More names in American geography

I have mentioned the surprising influence of French on American names.  Spanish has had even more influence, but this is less surprising.  You could probably name a dozen cities with Spanish name for saints, as well as a few with common Spanish words -- Amarillo (yellow), El Paso (the pass), Las Vegas (the meadows).  Five states bear names that are plain Spanish words -- Florida (flowery), Colorado (coloured red), Montana (mountainous), California (hot), and Nevada (snow-covered) -- and others have Spanish-influenced names.  The city of Toldeo, Ohio, however, appears to have little to do with any direct Spanish influence.

France and Spain were present in North America during the early stages of settlement, which is why so much of the land's names are influenced by them rather than by German, which was the native language of more Americans than any other country (at least according to Wikipedia).  Apart from a few small communities, such as Germantown (Pennsylvania) and Germanna (Virginia), very few towns bear names of German origin, certainly nothing to match the likes of New Orleans, St. Louis, Des Moines, and Detroit in French.  The most important town with a German name, Bismarck, was so called by a railway company in the hope of attracting German investment (although North Dakota does have a high population of German settlers).

The Dutch, while constituting a much smaller portion of American immigrants than Germans, have had a major influence on American culture; but they, too, have left little influence on our landscape.  Their biggest impact came in the area they settled first, New York City, where one can find names like Harlem (originally Haarlem), Brooklyn (Breukelen), Staten Island (Staaten Eylandt), and Long Island.  Their influence extends a little to the surrounding areas, with names like the Catskills, the Schuylkill River, and Renssalaer.  Outside of New York, there are few areas of obvious Dutch influence.  One in western Michigan, where one finds the town of Holland (which still has a Dutch festival) and a number of smaller communities with Dutch names.

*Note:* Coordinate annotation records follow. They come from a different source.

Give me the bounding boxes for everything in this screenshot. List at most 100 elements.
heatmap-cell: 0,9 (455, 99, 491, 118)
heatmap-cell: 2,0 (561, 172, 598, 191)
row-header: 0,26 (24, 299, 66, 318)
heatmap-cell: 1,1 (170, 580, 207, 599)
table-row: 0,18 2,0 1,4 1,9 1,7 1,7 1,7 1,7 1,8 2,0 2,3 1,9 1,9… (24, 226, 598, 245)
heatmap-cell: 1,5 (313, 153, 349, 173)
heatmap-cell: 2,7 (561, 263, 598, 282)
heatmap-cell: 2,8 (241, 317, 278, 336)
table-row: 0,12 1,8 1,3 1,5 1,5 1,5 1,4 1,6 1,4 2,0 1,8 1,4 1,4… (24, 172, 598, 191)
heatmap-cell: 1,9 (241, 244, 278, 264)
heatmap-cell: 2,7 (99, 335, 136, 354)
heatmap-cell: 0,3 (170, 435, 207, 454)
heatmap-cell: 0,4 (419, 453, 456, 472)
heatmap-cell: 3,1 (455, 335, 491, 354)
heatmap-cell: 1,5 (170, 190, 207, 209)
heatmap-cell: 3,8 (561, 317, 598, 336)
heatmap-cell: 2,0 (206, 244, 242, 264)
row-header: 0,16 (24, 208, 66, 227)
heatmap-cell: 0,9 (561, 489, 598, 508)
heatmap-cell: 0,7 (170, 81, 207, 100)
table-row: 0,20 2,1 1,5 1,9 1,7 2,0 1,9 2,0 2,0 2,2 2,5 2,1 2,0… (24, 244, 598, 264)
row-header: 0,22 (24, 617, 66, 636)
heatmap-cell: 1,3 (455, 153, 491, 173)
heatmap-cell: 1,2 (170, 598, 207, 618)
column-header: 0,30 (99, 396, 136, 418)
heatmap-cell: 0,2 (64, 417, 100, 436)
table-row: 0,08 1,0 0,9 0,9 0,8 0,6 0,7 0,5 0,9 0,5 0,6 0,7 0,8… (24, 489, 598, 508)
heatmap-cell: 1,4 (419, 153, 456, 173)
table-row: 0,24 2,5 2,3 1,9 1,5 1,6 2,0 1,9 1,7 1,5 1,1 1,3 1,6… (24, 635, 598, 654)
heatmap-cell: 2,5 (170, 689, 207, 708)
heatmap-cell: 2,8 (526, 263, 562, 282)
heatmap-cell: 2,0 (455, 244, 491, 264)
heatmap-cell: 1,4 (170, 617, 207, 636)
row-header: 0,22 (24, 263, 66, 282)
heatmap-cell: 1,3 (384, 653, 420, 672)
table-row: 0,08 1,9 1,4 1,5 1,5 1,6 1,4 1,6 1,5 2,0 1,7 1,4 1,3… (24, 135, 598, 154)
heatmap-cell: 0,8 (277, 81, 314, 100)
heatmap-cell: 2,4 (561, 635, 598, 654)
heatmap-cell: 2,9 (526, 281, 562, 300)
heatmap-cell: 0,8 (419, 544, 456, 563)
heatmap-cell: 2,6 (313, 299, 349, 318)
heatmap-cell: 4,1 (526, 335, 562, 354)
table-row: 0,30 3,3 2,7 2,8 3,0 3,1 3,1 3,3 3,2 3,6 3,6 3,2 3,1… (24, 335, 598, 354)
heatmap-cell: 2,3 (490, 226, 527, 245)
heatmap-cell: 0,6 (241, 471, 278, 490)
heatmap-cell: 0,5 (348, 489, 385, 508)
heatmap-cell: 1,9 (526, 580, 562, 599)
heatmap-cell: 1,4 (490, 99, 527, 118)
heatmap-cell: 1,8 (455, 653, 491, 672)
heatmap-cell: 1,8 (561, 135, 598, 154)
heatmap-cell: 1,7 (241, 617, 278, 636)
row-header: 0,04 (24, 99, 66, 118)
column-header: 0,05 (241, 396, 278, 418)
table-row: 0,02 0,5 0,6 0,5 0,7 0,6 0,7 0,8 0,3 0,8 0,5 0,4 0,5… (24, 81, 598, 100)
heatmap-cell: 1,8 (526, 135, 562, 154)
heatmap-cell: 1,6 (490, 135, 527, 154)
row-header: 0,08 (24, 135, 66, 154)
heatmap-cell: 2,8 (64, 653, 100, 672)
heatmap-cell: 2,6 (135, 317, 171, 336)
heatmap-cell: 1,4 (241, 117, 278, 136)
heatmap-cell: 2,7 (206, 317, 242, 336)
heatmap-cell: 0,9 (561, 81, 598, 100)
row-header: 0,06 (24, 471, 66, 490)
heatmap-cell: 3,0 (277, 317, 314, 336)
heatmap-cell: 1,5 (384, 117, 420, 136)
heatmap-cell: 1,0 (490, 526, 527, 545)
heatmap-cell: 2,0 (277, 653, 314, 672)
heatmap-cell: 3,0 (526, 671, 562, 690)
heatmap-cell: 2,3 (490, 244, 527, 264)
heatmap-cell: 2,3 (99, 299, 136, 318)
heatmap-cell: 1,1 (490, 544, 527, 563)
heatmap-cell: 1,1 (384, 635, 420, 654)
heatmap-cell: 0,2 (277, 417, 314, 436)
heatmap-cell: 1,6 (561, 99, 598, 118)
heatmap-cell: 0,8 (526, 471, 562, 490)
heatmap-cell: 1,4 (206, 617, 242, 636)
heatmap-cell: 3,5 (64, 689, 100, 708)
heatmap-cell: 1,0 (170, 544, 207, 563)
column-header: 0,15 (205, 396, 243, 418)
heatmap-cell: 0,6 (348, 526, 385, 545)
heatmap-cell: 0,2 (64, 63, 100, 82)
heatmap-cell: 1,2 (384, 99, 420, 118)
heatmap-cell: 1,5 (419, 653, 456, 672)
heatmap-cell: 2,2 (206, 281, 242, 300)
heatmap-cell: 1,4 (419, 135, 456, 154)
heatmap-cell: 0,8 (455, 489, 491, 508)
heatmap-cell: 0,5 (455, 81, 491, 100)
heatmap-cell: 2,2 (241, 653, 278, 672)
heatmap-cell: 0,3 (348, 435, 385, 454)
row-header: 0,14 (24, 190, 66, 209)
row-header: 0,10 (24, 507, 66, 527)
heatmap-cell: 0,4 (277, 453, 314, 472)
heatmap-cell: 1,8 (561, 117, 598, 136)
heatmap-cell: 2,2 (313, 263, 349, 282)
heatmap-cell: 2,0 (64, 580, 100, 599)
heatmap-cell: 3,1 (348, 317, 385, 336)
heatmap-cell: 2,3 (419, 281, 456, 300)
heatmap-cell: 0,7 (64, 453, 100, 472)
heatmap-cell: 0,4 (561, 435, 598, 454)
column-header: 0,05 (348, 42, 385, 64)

Naturally, English names predominant in the original thirteen colonies, mixed with many names of Indian origin.  The original settlers were also fond of classical references, which is why you can visit Rome, Athens, and Corinth without leaving America (or indeed the South); Memphis and Cairo (pronounced KAY-ro) lie on the Mississippi; and Cincinnati, though named in honour of George Washington, is actually the name of an ancient Roman hero.